Berman JJ, Moore GW, Alonsozana ELC, Mamo GF.
Elevated prostate specific antigen level and the negative prostate biopsy.
Southern Medical Journal, 87(2):290-291, 1994.
Prostate specific antigen (PSA) is a sensitive and specific screening test for prostate cancer, but some patients have a high PSA and a negative first prostate biopsy. Results of 1,009 consecutive prostate biopsies examined over a 30-month period at the Baltimore VA Medical Center were reviewed. Among 215 patients with a PSA level drawn before the first biopsy by less than 4 months, there were 25 negative first biopsies (38%) in the 66 cases where the PSA exceeded 10, including four negative cases (16%) with a positive diagnosis on subsequent biopsy. In addition, positive biopsies occurred in 6 cases where the PSA level was normal or only mildly elevated (6.2% of 97 patients). Results show that serum PSA levels have limited value in predicting the outcome of a single biopsy, and that negative biopsies occur at virtually any PSA level.

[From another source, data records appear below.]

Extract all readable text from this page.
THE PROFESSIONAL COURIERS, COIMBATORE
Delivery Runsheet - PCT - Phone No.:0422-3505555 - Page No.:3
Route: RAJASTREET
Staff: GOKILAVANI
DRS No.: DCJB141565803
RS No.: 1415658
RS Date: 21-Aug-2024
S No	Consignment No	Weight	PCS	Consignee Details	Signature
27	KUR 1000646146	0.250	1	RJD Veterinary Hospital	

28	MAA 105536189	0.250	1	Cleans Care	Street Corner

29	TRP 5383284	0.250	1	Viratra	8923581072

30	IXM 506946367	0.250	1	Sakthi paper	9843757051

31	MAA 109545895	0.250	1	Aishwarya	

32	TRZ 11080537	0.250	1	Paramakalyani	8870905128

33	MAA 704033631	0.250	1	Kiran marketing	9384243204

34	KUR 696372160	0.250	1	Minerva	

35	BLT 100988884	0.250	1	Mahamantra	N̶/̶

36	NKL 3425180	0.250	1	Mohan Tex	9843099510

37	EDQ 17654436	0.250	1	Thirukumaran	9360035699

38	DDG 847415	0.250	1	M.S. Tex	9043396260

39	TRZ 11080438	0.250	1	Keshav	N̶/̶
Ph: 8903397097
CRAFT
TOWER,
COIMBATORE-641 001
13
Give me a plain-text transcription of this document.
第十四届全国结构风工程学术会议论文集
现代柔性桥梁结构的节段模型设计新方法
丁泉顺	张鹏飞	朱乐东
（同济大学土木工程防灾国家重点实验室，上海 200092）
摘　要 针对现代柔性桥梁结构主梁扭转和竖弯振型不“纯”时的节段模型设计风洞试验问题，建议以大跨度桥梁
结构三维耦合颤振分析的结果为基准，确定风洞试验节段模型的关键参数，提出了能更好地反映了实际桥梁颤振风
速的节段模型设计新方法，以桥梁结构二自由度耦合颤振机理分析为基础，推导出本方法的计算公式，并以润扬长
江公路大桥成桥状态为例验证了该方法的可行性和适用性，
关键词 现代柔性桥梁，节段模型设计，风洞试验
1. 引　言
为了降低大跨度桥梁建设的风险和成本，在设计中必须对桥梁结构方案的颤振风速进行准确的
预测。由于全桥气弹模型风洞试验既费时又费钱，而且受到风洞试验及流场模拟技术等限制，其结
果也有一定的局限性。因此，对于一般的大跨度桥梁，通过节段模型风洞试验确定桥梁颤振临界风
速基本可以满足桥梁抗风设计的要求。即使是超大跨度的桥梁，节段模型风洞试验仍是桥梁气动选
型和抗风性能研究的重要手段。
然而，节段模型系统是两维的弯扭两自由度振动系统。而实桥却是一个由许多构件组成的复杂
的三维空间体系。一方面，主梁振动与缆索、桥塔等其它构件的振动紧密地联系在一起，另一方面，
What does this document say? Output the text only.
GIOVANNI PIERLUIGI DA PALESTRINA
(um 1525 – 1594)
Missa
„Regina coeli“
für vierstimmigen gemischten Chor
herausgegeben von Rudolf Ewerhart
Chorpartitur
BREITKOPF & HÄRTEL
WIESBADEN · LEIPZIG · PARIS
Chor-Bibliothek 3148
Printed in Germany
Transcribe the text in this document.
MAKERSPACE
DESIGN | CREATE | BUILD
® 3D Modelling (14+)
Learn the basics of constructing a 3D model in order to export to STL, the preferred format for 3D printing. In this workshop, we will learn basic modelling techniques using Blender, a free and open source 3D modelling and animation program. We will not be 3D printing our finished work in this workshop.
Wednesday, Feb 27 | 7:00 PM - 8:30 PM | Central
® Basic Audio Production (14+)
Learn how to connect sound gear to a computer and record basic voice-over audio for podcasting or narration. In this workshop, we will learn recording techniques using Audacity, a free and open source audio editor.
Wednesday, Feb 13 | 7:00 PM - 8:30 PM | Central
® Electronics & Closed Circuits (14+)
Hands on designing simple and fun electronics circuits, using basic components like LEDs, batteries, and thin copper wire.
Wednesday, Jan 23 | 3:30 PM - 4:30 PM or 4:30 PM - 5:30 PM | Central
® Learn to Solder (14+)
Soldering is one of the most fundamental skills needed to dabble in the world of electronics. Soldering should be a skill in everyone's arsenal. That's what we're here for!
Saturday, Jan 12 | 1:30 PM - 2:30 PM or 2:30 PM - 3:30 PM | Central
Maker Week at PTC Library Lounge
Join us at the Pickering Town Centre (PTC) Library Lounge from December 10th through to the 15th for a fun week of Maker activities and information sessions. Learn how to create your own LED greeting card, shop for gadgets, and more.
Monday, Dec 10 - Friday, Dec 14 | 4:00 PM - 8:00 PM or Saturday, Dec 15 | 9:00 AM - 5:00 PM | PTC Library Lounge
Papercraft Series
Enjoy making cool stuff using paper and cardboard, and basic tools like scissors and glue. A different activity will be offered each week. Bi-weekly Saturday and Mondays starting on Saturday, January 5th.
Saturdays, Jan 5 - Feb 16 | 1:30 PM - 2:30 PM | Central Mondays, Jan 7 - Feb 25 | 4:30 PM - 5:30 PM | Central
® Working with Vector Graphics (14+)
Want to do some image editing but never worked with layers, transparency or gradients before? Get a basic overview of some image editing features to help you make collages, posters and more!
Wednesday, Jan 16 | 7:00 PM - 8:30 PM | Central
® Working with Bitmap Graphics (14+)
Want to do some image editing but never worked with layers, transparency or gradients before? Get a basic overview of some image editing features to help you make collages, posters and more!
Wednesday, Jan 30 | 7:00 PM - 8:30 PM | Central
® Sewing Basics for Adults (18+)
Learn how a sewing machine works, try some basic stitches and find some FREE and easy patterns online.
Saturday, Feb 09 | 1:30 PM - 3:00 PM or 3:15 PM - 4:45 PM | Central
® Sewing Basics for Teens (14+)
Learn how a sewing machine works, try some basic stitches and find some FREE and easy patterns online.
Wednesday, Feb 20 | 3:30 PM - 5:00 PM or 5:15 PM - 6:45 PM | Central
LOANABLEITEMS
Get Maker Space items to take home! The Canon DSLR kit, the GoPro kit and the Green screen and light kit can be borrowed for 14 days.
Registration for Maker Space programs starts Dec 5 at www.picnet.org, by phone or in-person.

Serum PSA levels have been suggested as a screening test for prostate cancer, in conjunction with digital rectal examination and/or transrectal ultrasonography. The rationale for prostate cancer screening programs is that detection and treatment of cancer at an early stage can improve patient survival. PSA has proved to be a valuable tool in prostate cancer screening programs, but there is no evidence at present to indicate that early prostate cancer detection improves patient survival. [1-3] The National Cancer Institute has recently sponsored a 16-year, $97 million study to determine the value of prostate cancer screening (and early cancer detection) on overall patient survival.  Despite uncertainties in the value of prostate cancer screening, it is generally accepted that elevated serum PSA (exceeding 4 ng/ml), with or without an abnormal digital rectal examination, may be an indication for performing a needle biopsy of the prostate [4-8].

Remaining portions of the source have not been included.